Monday, March 14, 2011

My Life as a Book Title

Back in March of last year, my bloggy buddy Tonggu Mama wrote a post discussing which movie most mirrored her life in high school.  I don't remember which one she chose, but I do remember that I, naturally, borrowed the topic for myself and wrote about which movie most symbolized my own life during high school. That post would be HERE.  In order to save you the trouble of clicking through, I wrote about Ferris Bueller's Day Off, because...well...why do you think I wrote about it?  I didn't actually like sitting at a desk in a classroom so much when I was fifteen.  Or sixteen.  Or seventeen for that matter.  That's on reason I like homeschooling my own kids so much.  There's not much desk-sitting going on around here.

This morning I was thinking about what movie I'd pick to portray my life now...and the only title that stood out in my head was Dazed and Confused.  But no, that wouldn't do.  Mostly because my family and I aren't really into ingesting and inhaling all kinds of illegal substances.  But anyway...

So there I was, thinking, and just about to jump into the shower real fast before my sister came over so I could write her resume for her...when my dear, handsome husband called me over to the bedroom window. 

Like...I was already about to literally step into the shower, water running, clothes on the floor, kinda thing going on here...

"Hey gotta come here and look at this!"

"What?  Now?"

"Yeah, hurry up!" 

" it important??"

"Just come here, it won't take a second!"

OK, so it's urgent.  Maybe there's a bear eating the broccoli plants in his garden or something...I went over to the window to check it out.  And he showed me...

Dog poop. 

On the walk way.

But it was really important that I pause my shower and come out of the bathroom to observe the dog poop, because apparently it wasn't Lucy's dog poop.  There was just no way it could be her poop.  Or at least that's what my hubby informed me.  Because that poop on the walk way was too big to be Lucy's.  Clearly, some other animal (possibly another dog?)  had come into our back yard over night...and done it's business on the walk.  Some other animal that Lucy didn't bark at.  (So it must have been not only invisible but absolutely silent because Lucy barks at dust!)  Some other animal that had the ability to silently leap the four foot fence in a single bound.  (Since the walk way is just outside not just our bedroom window, but Todd's as well, and we never heard a thing.)  Some other animal that didn't have to dig under the gate, and didn't want to stay and have a bite of Lucy's leftover dinner, and then snuck right back out as quietly and as quickly as it came...just so it could poop on our walk way??

Yes, I'm seeking psychiatric help for this man. 

And that's when it hit me. 

No, not the dog poop. 

What hit me was this:  My life may not look like a movie anymore, but I'm totally married to a man from a novel!!
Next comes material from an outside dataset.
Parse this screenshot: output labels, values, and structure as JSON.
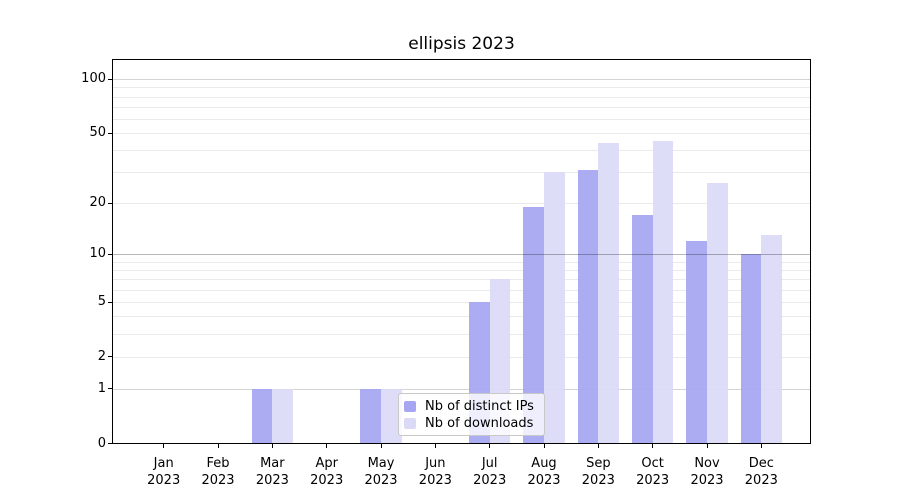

And I don't mean a dashing, daring, swashbuckling Scottish Laird from the 18th century, either.  Thank you very much.  Although he does have red hair like the main character in Outlander, but...what is swashbuckling anyway?

No, the man I'm talking about is the husband from Wifey by Judy Blume.  I read that book about twenty years ago and I can vividly recall thinking, "That poor woman!"  I mean who would want to be married to a man named Norman who keeps a chart recording how many times the family dog poops on his walk every day??  And I am.  Married for almost 21 years to a man who now finds it urgent to have his half-nekkid wife hang out the upstairs window to look at crap on the sidewalk! 

This is what my life has become??


Hezra said...

ok, first of all, I thought the word was "squashbuckling??" lolol but I could be wrong. I guess we will have to google. I doubt Noah Webster had that one in his books. And OH MY!! I never new about that book! I will totally have to read it. heh heh, and lucky you. You Irish sweetie sounds amazing. I am sure he has lots of other good qualities. lol Apparently very observant?? AND I was told that the work naked means "without clothes" whereas "nekkid" is a southern terms that means "without clothes and up to something. lolol Are you loving my word help today?? And yeah, I have no real literary work to back any of my theories.

Hezra said...

drats my k is sticky. lol KNEW not new.

Chelsea Gour said...

LOL! You can't make this stuff up!

The Source said...

Hezra ~ don't bother with the book. It wasn't that good. And as for "nekkid" well, all I'm saying is that we (the hubby and I) are dedicated to the practice of water conservation around here. You figure it out! ;)

Chelsea ~ I couldn't if I tired! Real life is so much more interesting than anything I could dream up.